Frankly, I don’t really care what does and does not appear lady-like while eating a cupcake. The only thing that matters to me when I have one in my hand is attaining the right ratio of cake to icing in every bite.  It’s always been a Seinfeldian struggle, and to overcome it, I must know the nature of the cupcake very well. 

But then L revealed something she’d learned recently at Magnolia, the famous Bleecker Street cupcakery that is now conveniently located on Columbus Avenue as well.  She advised us to pull off the bottom half of the cupcake and then place it on TOP of the frosting, creating a cupcake SANDWICH. It was neat, it was simple, it was proportioned, it was brilliant! Thanks, L!  

Note: In order to successfully pull off the cupcake sandwich technique, you must ensure that the cupcake in question features significant frosting. The cupcake pictured here exemplifies the correct frosting situation. Do not attempt this trick if you’re facing a thin layer of frosting or a delicate glaze of any kind — you’ll end up with a mouthful of cake and very little else. You’ll be sorry, and you’ll need milk.

The Icing on the (Cup)Cake

3 thoughts on “The Icing on the (Cup)Cake

  1. May I suggest that you take the thinly iced cupcake and promptly dispose of it in a waste receptacle…where it belongs. Cupcakes should be generously iced.
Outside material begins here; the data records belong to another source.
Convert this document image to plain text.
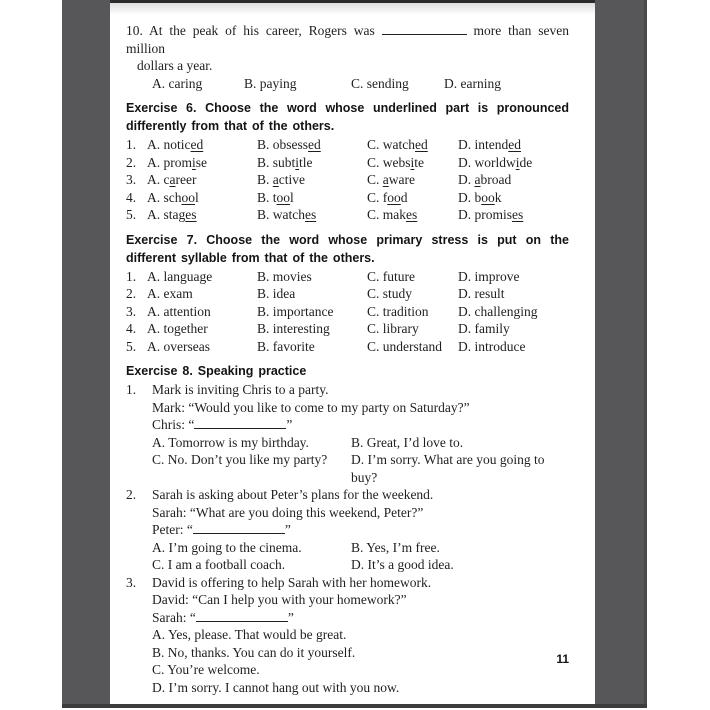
10. At the peak of his career, Rogers was	more than seven million
dollars a year.
A. caring	B. paying	C. sending	D. earning
Exercise 6. Choose the word whose underlined part is pronounced differently from that of the others.
1. A. noticed	B. obsessed	C. watched	D. intended
2. A. promise	B. subtitle	C. website	D. worldwide
3. A. career	B. active	C. aware	D. abroad
4. A. school	B. tool	C. food	D. book
5. A. stages	B. watches	C. makes	D. promises
Exercise 7. Choose the word whose primary stress is put on the different syllable from that of the others.
1. A. language	B. movies	C. future	D. improve
2. A. exam	B. idea	C. study	D. result
3. A. attention	B. importance	C. tradition	D. challenging
4. A. together	B. interesting	C. library	D. family
5. A. overseas	B. favorite	C. understand	D. introduce
Exercise 8. Speaking practice
1.	Mark is inviting Chris to a party.
Mark: “Would you like to come to my party on Saturday?”
Chris: “	”
A. Tomorrow is my birthday.	B. Great, I’d love to.
C. No. Don’t you like my party?	D. I’m sorry. What are you going to buy?
2.	Sarah is asking about Peter’s plans for the weekend.
Sarah: “What are you doing this weekend, Peter?”
Peter: “	”
A. I’m going to the cinema.	B. Yes, I’m free.
C. I am a football coach.	D. It’s a good idea.
3.	David is offering to help Sarah with her homework.
David: “Can I help you with your homework?”
Sarah: “	”
A. Yes, please. That would be great.
B. No, thanks. You can do it yourself.
C. You’re welcome.
D. I’m sorry. I cannot hang out with you now.
11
Nothing less will satisfy.

    I COULD NOT AGREE MORE! Honestly, the “cake” part is just a vehicle for the icing.

  2. MichelleW says:

    I love that! And, of course, I looooooooove cupcakes, so I’ll definitely put that tip to use.

    Happy birthday, a day early.

    Birthday?! What on EARTH are you talking about? Ooooooooh. You must mean the 11th anniversary of my 25th birthday.